Netflix’s South Korean social survival show is a reminder that we are in bleak, dystopian times — and it isn’t even a functional reality series.

Times have changed, and if you didn’t think so already, The Influencer, a South Korean “social survival” series streaming on Netflix, will change your mind by force.

The world is different now. TikTok is where people go for news; X frames cultural discourse; YouTube is a TV with limitless channels on every device you own. There are no news anchors, cultural commentators, or celebrities anymore, at least not in their traditional forms. They all fall under the nebulous catch-all umbrella of “influencer”, a terrible army of vacuous self-interested professional show-offs.

The Influencer rejoices in this idea and never seeks to challenge it. It introduces 77 – count ‘em! – influencers spanning every genre, from beauty and fashion to fitness and mukbang, a perplexingly popular sub-category in which people watch other people eat ridiculous quantities of food.

If there’s a television equivalent of being waterboarded, this is it.

The Influencer Review – A (Terrible) Sign Of The Times

The whole world’s a stage in The Influencer | Image via Netflix

The contestants in The Influencer wear collars that show their subscriber counts. It’s a reality show gimmick that sneakily reveals what’s so terrifying about this trend – that those numbers, whether they’re in the millions or the hundreds of thousands, are all these people are. Their identity is reduced to that figure. It’s a measure of their self-worth and external value. It can be bought and sold, as can they.

I would be better disposed toward The Influencer if it were a functional reality series, but it isn’t. The first episode is over an hour long and consists in large part of a flurry of introductions that becomes incomprehensible after five minutes. Several contestants are given their own video packages and intros, but several others are slipped in unannounced, often commenting on the bigger influencers. The hierarchy is clear immediately.

I know what I’m supposed to think. I know I’m supposed to be impressed by the sheer breadth of “influencer” as a concept, to marvel at how someone doing squats can be just as “influential” as someone sharing their skin-care routine or eating noodles by the kilo. But I didn’t think that. I wasn’t impressed. Instead, I quietly lamented how the idea of social media stardom has crept disease-like into every corner of contemporary culture.

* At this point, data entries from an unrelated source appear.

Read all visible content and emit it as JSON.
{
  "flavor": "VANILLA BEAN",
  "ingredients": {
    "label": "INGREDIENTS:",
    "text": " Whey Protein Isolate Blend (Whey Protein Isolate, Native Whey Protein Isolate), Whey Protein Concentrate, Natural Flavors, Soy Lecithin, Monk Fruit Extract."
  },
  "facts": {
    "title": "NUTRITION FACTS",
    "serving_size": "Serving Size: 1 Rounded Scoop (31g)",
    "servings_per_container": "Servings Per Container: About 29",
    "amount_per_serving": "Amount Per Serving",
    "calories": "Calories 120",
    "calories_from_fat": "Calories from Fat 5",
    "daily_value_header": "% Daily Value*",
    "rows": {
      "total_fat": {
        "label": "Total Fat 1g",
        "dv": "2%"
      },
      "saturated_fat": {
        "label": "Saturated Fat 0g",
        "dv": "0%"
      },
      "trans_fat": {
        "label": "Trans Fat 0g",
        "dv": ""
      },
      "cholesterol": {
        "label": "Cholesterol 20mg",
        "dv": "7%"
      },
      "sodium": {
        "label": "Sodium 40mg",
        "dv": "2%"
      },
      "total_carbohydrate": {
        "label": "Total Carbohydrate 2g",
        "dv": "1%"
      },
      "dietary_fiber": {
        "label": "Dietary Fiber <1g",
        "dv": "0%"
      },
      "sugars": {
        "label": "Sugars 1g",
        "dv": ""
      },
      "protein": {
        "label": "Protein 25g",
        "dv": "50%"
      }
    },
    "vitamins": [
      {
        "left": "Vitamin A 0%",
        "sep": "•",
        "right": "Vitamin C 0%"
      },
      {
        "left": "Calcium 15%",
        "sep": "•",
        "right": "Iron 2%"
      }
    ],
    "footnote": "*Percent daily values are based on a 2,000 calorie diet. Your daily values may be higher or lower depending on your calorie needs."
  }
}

These people – and I’m sure a lot of them are lovely – are a plague, and a show like this is a superspreading event, the cough in the classroom that infects a kid with asthma at the back.

The Influencer Review – A (Terrible) Sign Of The Times

Contestants wear collars showing their subscriber counts | Image via Netflix

There are two types of reality shows, essentially. There’s the vacuous stuff about catty beautiful people (almost every dating series ever falls into this category, as does stuff like Selling Sunset and Buying London) and then there’s the type that revolves around a particularly interesting subject, like Blown Away, Is It Cake?, and even Physical: 100, which The Influencer shares a lot of DNA with, including the woeful pacing.

The Influencer is the worst of the former type; facile nonsense in its purest form, divorced from even the fraudulent base of human connection that powers made-for-TV dating. The goal is to be the ultimate influencer, a concept that means nothing, since it’s not a measure of value, but of popularity. Battles are waged on the grounds of getting and maintaining attention by any means necessary. It is meaningless.

Netflix gets a lot of stick for its reality content, and often rightly so. There is also an undeniable market for such things, and where the attention goes, the money follows. The Influencer is the consequence of art and information being reduced down to purely supply and demand. It indulges the worst impulses of both its contestants and its audience, rewarding attention for attention’s sake without acknowledgment or understanding of the empty extremes that might lead to.

I have a professional obligation to watch this tripe. Warning people away from it feels like more of a personal responsibility.